It’s painful to face and hard to admit: by the time I was a young adult, fear and shame had formed a dark and dank swamp in my heart. The swamp was fed by slowly-moving streams of culture, family, and folk-religion, streams which carried commands, words, stories, and examples which had been washed away from their healthier habitats, rotted in the warm water, and churned into a deadly stew.
The result was a bayou of confusion, a quagmire of contradictory messages: You’re not enough, and you’ll never do enough. Work hard to prove you deserve to occupy space on the earth. You’re too much; back-off and throttle-down. Succeed, but don’t get “too big for your britches.” Go far in life, but don’t get “above your raising.” Be strong, not weak; be independent, not needy; and be self-reliant, not vulnerable. In those moments when you feel like you can’t go on and can’t do anymore—when you feel like what life demands exceeds what life gives, hide what you feel. Remember that “when the going gets tough, the tough get going.”
Adding to the confusion were the oddly mixed signals of what it meant to be “a man” in the 1970s (I graduated from high school in 1975 and from college in 1978, the same year Anita and I married). Raised, as I was, in the south with deep Appalachian roots, and nurtured by pentecostal and baptist christians, my images of what it meant to be a “man” came from football and Sunday School, the Green Berets and missionaries, James Bond and Captain Kangaroo, the Allman Brothers and Royal Ambassadors (“baptist boy scouts”), Clint Eastwood in his spaghetti westerns and Jesus on his way to the cross.
The Atlanta of my boyhood swirled with stories about the ax-handle wielding segregationist governor Lester Maddox and civil rights leader Martin Luther King, Jr. Even as a child, it bewildered me that I knew more Christians who supported Maddox than King.
At church, I learned that Jesus loves all the little children of the world, but I went eagerly to “Funtown,” an amusement park that I hadn’t noticed didn’t admit black children and their parents. When I realized, as a teenager, what Funtown had been, I was ashamed of how much I had enjoyed a place some of my friends could never have gone.
Though no one said these things directly, here’s what I heard: Being a man means you defend “our way of life”; and, since you are a white male who is entering the middle class, it also means you enjoy the privileges of it. Never mind that “our way of life” includes racism, sexism, and violence; we paper-over those things with superficial good manners and occasional acts of charity. Maybe you can find a token friend of another race to make you feel like you’re not really—not you, not personally—a racist. And, maybe you can privately say you support the full equality of women, even in the church; it will make you feel better if you do. Keep in mind, though, the “church isn’t ready for that yet.”
What this notion of being a man meant for my faith was: Confess your sins and accept Jesus into your heart as personal Savior, because we all need forgiveness and we all fear death and don’t want to go to hell. Do your best to keep your heart clean and clear, be kind, help people but don’t ask for help, go to church, give your money, support missionaries who work with people most of us don’t understand, and witness to other people so that they can have their sins forgiven and not go to hell. Then hold on, and help others hold on, until we all get to heaven.
What it also meant, I came to realize, is that this way of being a man and of being a Christian obscured the fuller and deeper questions of what it means to be human (which, for me, has come to mean being shaped and reshaped by the spirit, words, and deeds of Jesus and by the give and take of life in community with others of his followers).

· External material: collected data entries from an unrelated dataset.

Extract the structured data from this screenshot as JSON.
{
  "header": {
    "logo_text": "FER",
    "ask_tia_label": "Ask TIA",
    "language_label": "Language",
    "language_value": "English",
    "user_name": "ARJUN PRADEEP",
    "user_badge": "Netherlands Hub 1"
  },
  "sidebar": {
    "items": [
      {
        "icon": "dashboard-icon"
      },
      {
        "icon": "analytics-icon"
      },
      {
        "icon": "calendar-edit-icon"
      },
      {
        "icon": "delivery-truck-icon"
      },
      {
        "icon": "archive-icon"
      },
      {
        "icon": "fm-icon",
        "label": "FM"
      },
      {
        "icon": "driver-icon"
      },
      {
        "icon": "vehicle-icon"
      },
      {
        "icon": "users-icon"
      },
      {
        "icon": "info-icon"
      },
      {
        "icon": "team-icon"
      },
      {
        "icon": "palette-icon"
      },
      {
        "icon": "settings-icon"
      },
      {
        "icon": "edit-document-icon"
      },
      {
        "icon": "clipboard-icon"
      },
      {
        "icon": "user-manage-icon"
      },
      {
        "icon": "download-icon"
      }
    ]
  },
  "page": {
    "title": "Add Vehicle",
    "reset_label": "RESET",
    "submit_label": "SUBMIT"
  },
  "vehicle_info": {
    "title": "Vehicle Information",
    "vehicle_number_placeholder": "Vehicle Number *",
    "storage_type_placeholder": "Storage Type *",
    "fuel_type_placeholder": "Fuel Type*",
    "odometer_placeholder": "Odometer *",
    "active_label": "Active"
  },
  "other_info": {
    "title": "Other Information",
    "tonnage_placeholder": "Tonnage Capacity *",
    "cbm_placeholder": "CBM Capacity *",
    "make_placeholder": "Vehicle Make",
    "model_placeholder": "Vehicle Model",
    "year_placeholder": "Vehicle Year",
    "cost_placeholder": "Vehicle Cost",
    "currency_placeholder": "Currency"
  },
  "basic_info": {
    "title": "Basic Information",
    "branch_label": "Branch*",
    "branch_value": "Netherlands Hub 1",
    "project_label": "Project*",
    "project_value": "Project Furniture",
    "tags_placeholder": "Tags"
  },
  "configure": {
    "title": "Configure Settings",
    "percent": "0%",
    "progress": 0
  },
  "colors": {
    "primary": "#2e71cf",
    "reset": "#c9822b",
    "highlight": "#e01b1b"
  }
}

The swamp-ways had gotten it wrong: to be human is to acknowledge the truths that, ironically, the gospel songs of the church voiced but which “men” could only admit as they sang: “Precious Lord, take my hand, lead me on, let me stand. I am tired, I am weak, I am worn.” Jesus shows us how weakness is strength, vulnerability is the doorway for grace, wounds are openings to wonder, and tenderness is real power.
And, the way of Jesus will not leave any unjust status quo in place. His way is not about quiet adjustment to how things are in all their brokenness; it is about mercy which mends brokenness and about justice which brings an end to the breaking. Jesus embodies God’s determination to make all things new: to transform us into the people we are meant to be, the people we dream of being, and to foment a revolution of love which heals every torn thing and all wounded people, so that all live in peace and joy.
We hear a lot about “draining the swamp” these days. I can’t do much about the one in D.C. I’m grateful that grace is draining the one in my soul.